Berlin, 16. April 2024 – In Berlin wird fast jede dritte Frau und jeder vierte Mann mit Schmerzmitteln behandelt. Im Jahr 2021 bekamen rund 476.000 Berliner Frauen und rund 365.000 Berliner Männer Schmerzmittel verschrieben. Bleiben bestimmte Vorerkrankungen oder Kombinationen mit anderen Medikamenten unberücksichtigt, können Schmerzmittel jedoch fatale Folgen für Patientinnen und Patienten haben. „Selbst vermeintlich harmlose Kopfschmerztabletten können zum Beispiel bei Menschen mit Herzschwäche zu lebensbedrohlichen Komplikationen führen“, sagt Gabriela Leyh, Landesgeschäftsführerin der BARMER Berlin/Brandenburg und beruft sich auf den aktuellen Arzneimittelreport der Barmer.

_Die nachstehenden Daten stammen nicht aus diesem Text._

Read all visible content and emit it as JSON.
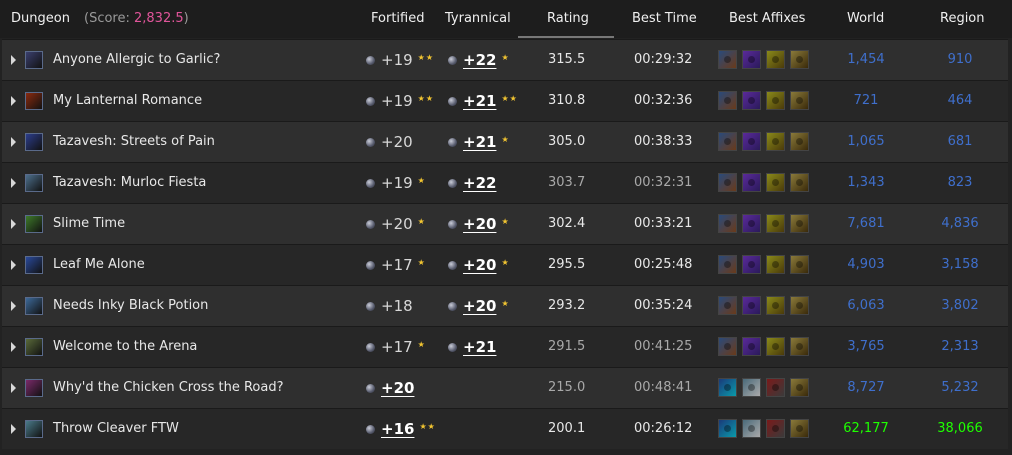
{
  "header": {
    "dungeon": "Dungeon",
    "score_open": "(Score: ",
    "score_value": "2,832.5",
    "score_close": ")",
    "fortified": "Fortified",
    "tyrannical": "Tyrannical",
    "rating": "Rating",
    "best_time": "Best Time",
    "best_affixes": "Best Affixes",
    "world": "World",
    "region": "Region"
  },
  "colors": {
    "score": "#e0559a",
    "rank_blue": "#3f6fcc",
    "rank_green": "#1eff00",
    "star": "#f2c531"
  },
  "rows": [
    {
      "name": "Anyone Allergic to Garlic?",
      "icon": "dungeon-garlic-icon",
      "icon_color": "#3a3f6e",
      "fortified": "+19",
      "fort_stars": "★★",
      "fort_best": false,
      "tyrannical": "+22",
      "tyr_stars": "★",
      "tyr_best": true,
      "rating": "315.5",
      "rating_dim": false,
      "time": "00:29:32",
      "time_dim": false,
      "affixes": [
        "tyrannical-icon",
        "spiteful-icon",
        "raging-icon",
        "bursting-icon"
      ],
      "world": "1,454",
      "region": "910",
      "rank_color": "#3f6fcc"
    },
    {
      "name": "My Lanternal Romance",
      "icon": "dungeon-lantern-icon",
      "icon_color": "#8a2a10",
      "fortified": "+19",
      "fort_stars": "★★",
      "fort_best": false,
      "tyrannical": "+21",
      "tyr_stars": "★★",
      "tyr_best": true,
      "rating": "310.8",
      "rating_dim": false,
      "time": "00:32:36",
      "time_dim": false,
      "affixes": [
        "tyrannical-icon",
        "spiteful-icon",
        "raging-icon",
        "bursting-icon"
      ],
      "world": "721",
      "region": "464",
      "rank_color": "#3f6fcc"
    },
    {
      "name": "Tazavesh: Streets of Pain",
      "icon": "dungeon-streets-icon",
      "icon_color": "#2c3d8c",
      "fortified": "+20",
      "fort_stars": "",
      "fort_best": false,
      "tyrannical": "+21",
      "tyr_stars": "★",
      "tyr_best": true,
      "rating": "305.0",
      "rating_dim": false,
      "time": "00:38:33",
      "time_dim": false,
      "affixes": [
        "tyrannical-icon",
        "spiteful-icon",
        "raging-icon",
        "bursting-icon"
      ],
      "world": "1,065",
      "region": "681",
      "rank_color": "#3f6fcc"
    },
    {
      "name": "Tazavesh: Murloc Fiesta",
      "icon": "dungeon-murloc-icon",
      "icon_color": "#4d6f8c",
      "fortified": "+19",
      "fort_stars": "★",
      "fort_best": false,
      "tyrannical": "+22",
      "tyr_stars": "",
      "tyr_best": true,
      "rating": "303.7",
      "rating_dim": true,
      "time": "00:32:31",
      "time_dim": true,
      "affixes": [
        "tyrannical-icon",
        "spiteful-icon",
        "raging-icon",
        "bursting-icon"
      ],
      "world": "1,343",
      "region": "823",
      "rank_color": "#3f6fcc"
    },
    {
      "name": "Slime Time",
      "icon": "dungeon-slime-icon",
      "icon_color": "#3e7a2a",
      "fortified": "+20",
      "fort_stars": "★",
      "fort_best": false,
      "tyrannical": "+20",
      "tyr_stars": "★",
      "tyr_best": true,
      "rating": "302.4",
      "rating_dim": false,
      "time": "00:33:21",
      "time_dim": false,
      "affixes": [
        "tyrannical-icon",
        "spiteful-icon",
        "raging-icon",
        "bursting-icon"
      ],
      "world": "7,681",
      "region": "4,836",
      "rank_color": "#3f6fcc"
    },
    {
      "name": "Leaf Me Alone",
      "icon": "dungeon-leaf-icon",
      "icon_color": "#2a4a9c",
      "fortified": "+17",
      "fort_stars": "★",
      "fort_best": false,
      "tyrannical": "+20",
      "tyr_stars": "★",
      "tyr_best": true,
      "rating": "295.5",
      "rating_dim": false,
      "time": "00:25:48",
      "time_dim": false,
      "affixes": [
        "tyrannical-icon",
        "spiteful-icon",
        "raging-icon",
        "bursting-icon"
      ],
      "world": "4,903",
      "region": "3,158",
      "rank_color": "#3f6fcc"
    },
    {
      "name": "Needs Inky Black Potion",
      "icon": "dungeon-ink-icon",
      "icon_color": "#3d6a9a",
      "fortified": "+18",
      "fort_stars": "",
      "fort_best": false,
      "tyrannical": "+20",
      "tyr_stars": "★",
      "tyr_best": true,
      "rating": "293.2",
      "rating_dim": false,
      "time": "00:35:24",
      "time_dim": false,
      "affixes": [
        "tyrannical-icon",
        "spiteful-icon",
        "raging-icon",
        "bursting-icon"
      ],
      "world": "6,063",
      "region": "3,802",
      "rank_color": "#3f6fcc"
    },
    {
      "name": "Welcome to the Arena",
      "icon": "dungeon-arena-icon",
      "icon_color": "#5a6a3a",
      "fortified": "+17",
      "fort_stars": "★",
      "fort_best": false,
      "tyrannical": "+21",
      "tyr_stars": "",
      "tyr_best": true,
      "rating": "291.5",
      "rating_dim": true,
      "time": "00:41:25",
      "time_dim": true,
      "affixes": [
        "tyrannical-icon",
        "spiteful-icon",
        "raging-icon",
        "bursting-icon"
      ],
      "world": "3,765",
      "region": "2,313",
      "rank_color": "#3f6fcc"
    },
    {
      "name": "Why'd the Chicken Cross the Road?",
      "icon": "dungeon-chicken-icon",
      "icon_color": "#7a2a6a",
      "fortified": "+20",
      "fort_stars": "",
      "fort_best": true,
      "tyrannical": "",
      "tyr_stars": "",
      "tyr_best": false,
      "rating": "215.0",
      "rating_dim": true,
      "time": "00:48:41",
      "time_dim": true,
      "affixes": [
        "fortified-icon",
        "sanguine-icon",
        "necrotic-icon",
        "bursting-icon"
      ],
      "world": "8,727",
      "region": "5,232",
      "rank_color": "#3f6fcc"
    },
    {
      "name": "Throw Cleaver FTW",
      "icon": "dungeon-cleaver-icon",
      "icon_color": "#4a7a8a",
      "fortified": "+16",
      "fort_stars": "★★",
      "fort_best": true,
      "tyrannical": "",
      "tyr_stars": "",
      "tyr_best": false,
      "rating": "200.1",
      "rating_dim": false,
      "time": "00:26:12",
      "time_dim": false,
      "affixes": [
        "fortified-icon",
        "sanguine-icon",
        "necrotic-icon",
        "bursting-icon"
      ],
      "world": "62,177",
      "region": "38,066",
      "rank_color": "#1eff00"
    }
  ]
}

Schmerzmittel können Sterberisiko bei Menschen mit Herzschwäche erhöhen
Laut Barmer-Arzneimittelreport wurden im Jahr 2021 rund 18.000 Patientinnen und Patienten in Berlin nicht-steroidale Antirheumatika (NSAR) wie Ibuprofen oder Diclofenac verschrieben, obwohl sie an einer Herzschwäche leiden. Dabei raten die medizinischen Leitlinien genau davon ab. Denn selbst ein kurzer Einsatz dieser Schmerzmittel kann die Leistung des Herzens deutlich verschlechtern. Vermeidbare Krankenhauseinweisungen und ein erhöhtes Sterberisiko können die Folgen sein. NSAR sollten auch nicht bei eingeschränkter Nierenfunktion eingesetzt werden. Denn dies könnte zu akutem Nierenversagen führen.
Schmerzmittel können zu Darmverschluss führen
Ein weiteres Beispiel für riskante Arzneimittelverordnungen verdeutlicht der Arzneimittelreport am Beispiel von Opioiden. Diese starken Schmerzmittel haben die Nebenwirkung, die Darmtätigkeit zu lähmen. Die medizinischen Leitlinien sehen vor, dass zu Opioiden parallel Abführmittel verordnet werden, weil sonst ein Darmverschluss droht. Trotz dieser Empfehlung erhielten im Jahr 2021 drei von zehn Betroffenen kein Abführmittel. Jährlich müssen von 100.000 Patientinnen und Patienten mit Opioid-Therapie je nach Alter und Geschlecht zwischen 300 und 870 wegen eines Darmverschlusses ins Krankenhaus eingeliefert werden.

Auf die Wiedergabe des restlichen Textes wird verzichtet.